Jeannette Tossounian, 40, spent several weeks at the detention centre at the end of her two-year jail sentence for arson.
“I couldn’t believe how horrible it was,” she said Wednesday. “It was more like a homeless shelter than anything else.”
Tossounian said she was placed in a cold cell — “You could see your breath,” she said — with three other women and one bunk bed. Two women slept on mattresses on the floor, she said. One night, three women were on the floor when a fifth inmate was added to the cell.
A detention centre nurse, she said, offered her anti-depressants in order to better cope with the “primitive” jail. “They were offering people drugs just so people could bear the conditions in there,” she said. “I said, ‘No thanks.’”
A provincial task force issued 42 recommendations Wednesday to improve conditions at the Ottawa detention centre. Among other things, the task force called for sweeping bail reforms to reduce the number of people who are awaiting trial at the overcrowded facility.
“This should have been done years ago,” Tossounian said. “People who are waiting for a trial shouldn’t be in jail except in the most exceptional cases.”
In her own case, Tossounian said, she spent six months in pre-trial custody, which severely limited her ability to prepare or finance a legal defence.
In July 2012, Tossounian was found guilty of arson in connection with a fire at her St. Catharines art gallery and sentenced to two years in jail. She spent most of her time at the Vanier Centre for Women, and was transferred to the Ottawa detention centre a few weeks before her release.

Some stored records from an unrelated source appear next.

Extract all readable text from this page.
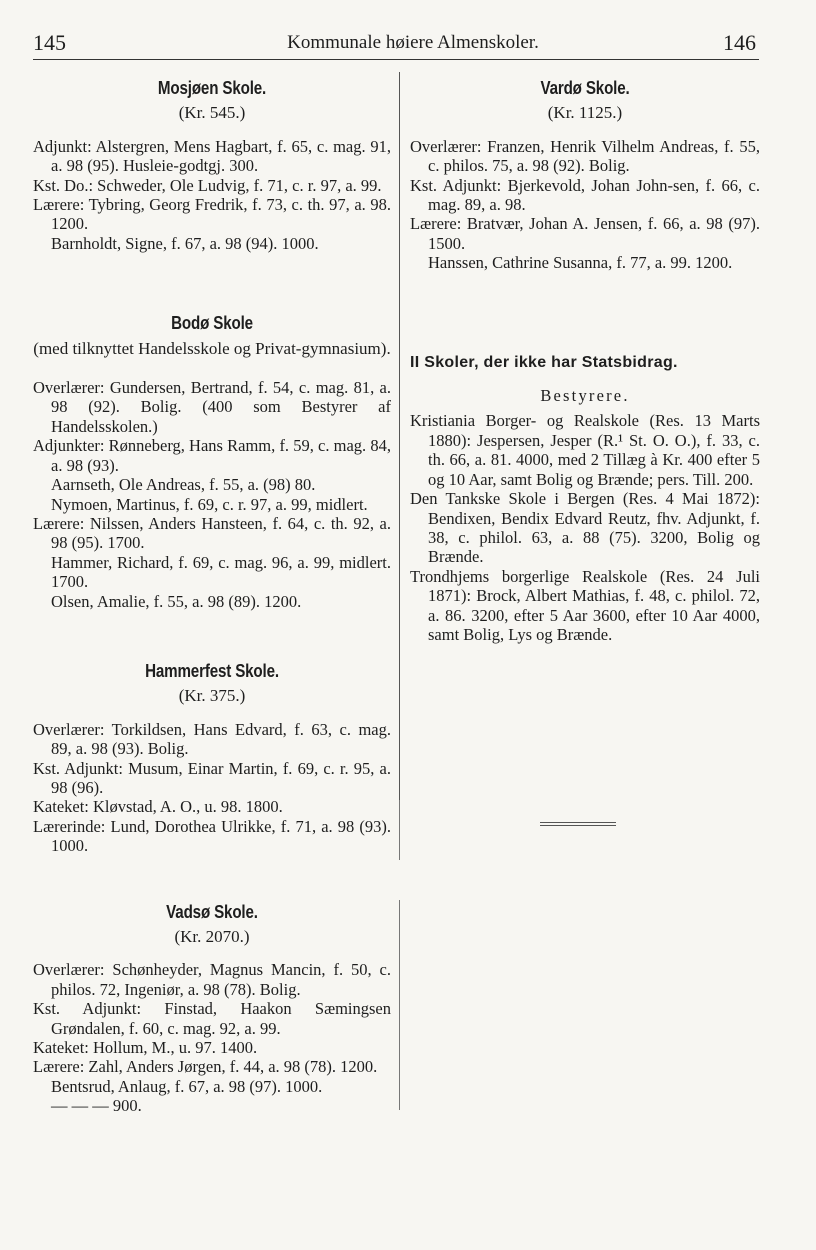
145	Kommunale høiere Almenskoler.	146
Mosjøen Skole.
(Kr. 545.)
Adjunkt: Alstergren, Mens Hagbart, f. 65, c. mag. 91, a. 98 (95). Husleie-godtgj. 300.
Kst. Do.: Schweder, Ole Ludvig, f. 71, c. r. 97, a. 99.
Lærere: Tybring, Georg Fredrik, f. 73, c. th. 97, a. 98. 1200.
Barnholdt, Signe, f. 67, a. 98 (94). 1000.
Bodø Skole
(med tilknyttet Handelsskole og Privat-gymnasium).
Overlærer: Gundersen, Bertrand, f. 54, c. mag. 81, a. 98 (92). Bolig. (400 som Bestyrer af Handelsskolen.)
Adjunkter: Rønneberg, Hans Ramm, f. 59, c. mag. 84, a. 98 (93).
Aarnseth, Ole Andreas, f. 55, a. (98) 80.
Nymoen, Martinus, f. 69, c. r. 97, a. 99, midlert.
Lærere: Nilssen, Anders Hansteen, f. 64, c. th. 92, a. 98 (95). 1700.
Hammer, Richard, f. 69, c. mag. 96, a. 99, midlert. 1700.
Olsen, Amalie, f. 55, a. 98 (89). 1200.
Hammerfest Skole.
(Kr. 375.)
Overlærer: Torkildsen, Hans Edvard, f. 63, c. mag. 89, a. 98 (93). Bolig.
Kst. Adjunkt: Musum, Einar Martin, f. 69, c. r. 95, a. 98 (96).
Kateket: Kløvstad, A. O., u. 98. 1800.
Lærerinde: Lund, Dorothea Ulrikke, f. 71, a. 98 (93). 1000.
Vadsø Skole.
(Kr. 2070.)
Overlærer: Schønheyder, Magnus Mancin, f. 50, c. philos. 72, Ingeniør, a. 98 (78). Bolig.
Kst. Adjunkt: Finstad, Haakon Sæmingsen Grøndalen, f. 60, c. mag. 92, a. 99.
Kateket: Hollum, M., u. 97. 1400.
Lærere: Zahl, Anders Jørgen, f. 44, a. 98 (78). 1200.
Bentsrud, Anlaug, f. 67, a. 98 (97). 1000.
— — — 900.
Vardø Skole.
(Kr. 1125.)
Overlærer: Franzen, Henrik Vilhelm Andreas, f. 55, c. philos. 75, a. 98 (92). Bolig.
Kst. Adjunkt: Bjerkevold, Johan John-sen, f. 66, c. mag. 89, a. 98.
Lærere: Bratvær, Johan A. Jensen, f. 66, a. 98 (97). 1500.
Hanssen, Cathrine Susanna, f. 77, a. 99. 1200.
II Skoler, der ikke har Statsbidrag.
Bestyrere.
Kristiania Borger- og Realskole (Res. 13 Marts 1880): Jespersen, Jesper (R.¹ St. O. O.), f. 33, c. th. 66, a. 81. 4000, med 2 Tillæg à Kr. 400 efter 5 og 10 Aar, samt Bolig og Brænde; pers. Till. 200.
Den Tankske Skole i Bergen (Res. 4 Mai 1872): Bendixen, Bendix Edvard Reutz, fhv. Adjunkt, f. 38, c. philol. 63, a. 88 (75). 3200, Bolig og Brænde.
Trondhjems borgerlige Realskole (Res. 24 Juli 1871): Brock, Albert Mathias, f. 48, c. philol. 72, a. 86. 3200, efter 5 Aar 3600, efter 10 Aar 4000, samt Bolig, Lys og Brænde.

Tossounian, an artist and writer, read more than 200 books during her incarceration, and wrote a series of books, including The Human Kennel about her jail experience.
“Although I didn’t realize it at the time, I think it was to keep me sane,” she said of her writing. “When I found myself in jail, I was watching all this stuff go on — I was watching all of these human rights violations — and I thought, ‘People need to know exactly what’s going on here,’ because I don’t think anybody knows the full extent of what they’re doing to people in jail.”
Tossounian said she spent a lot of her jail time in segregation because she refused to abide by a rule that required female inmates to wear a bra. She filed a human rights complaint about the practice. During her time in jail, Tossounian said, she also developed arthritis and put on a significant amount of weight.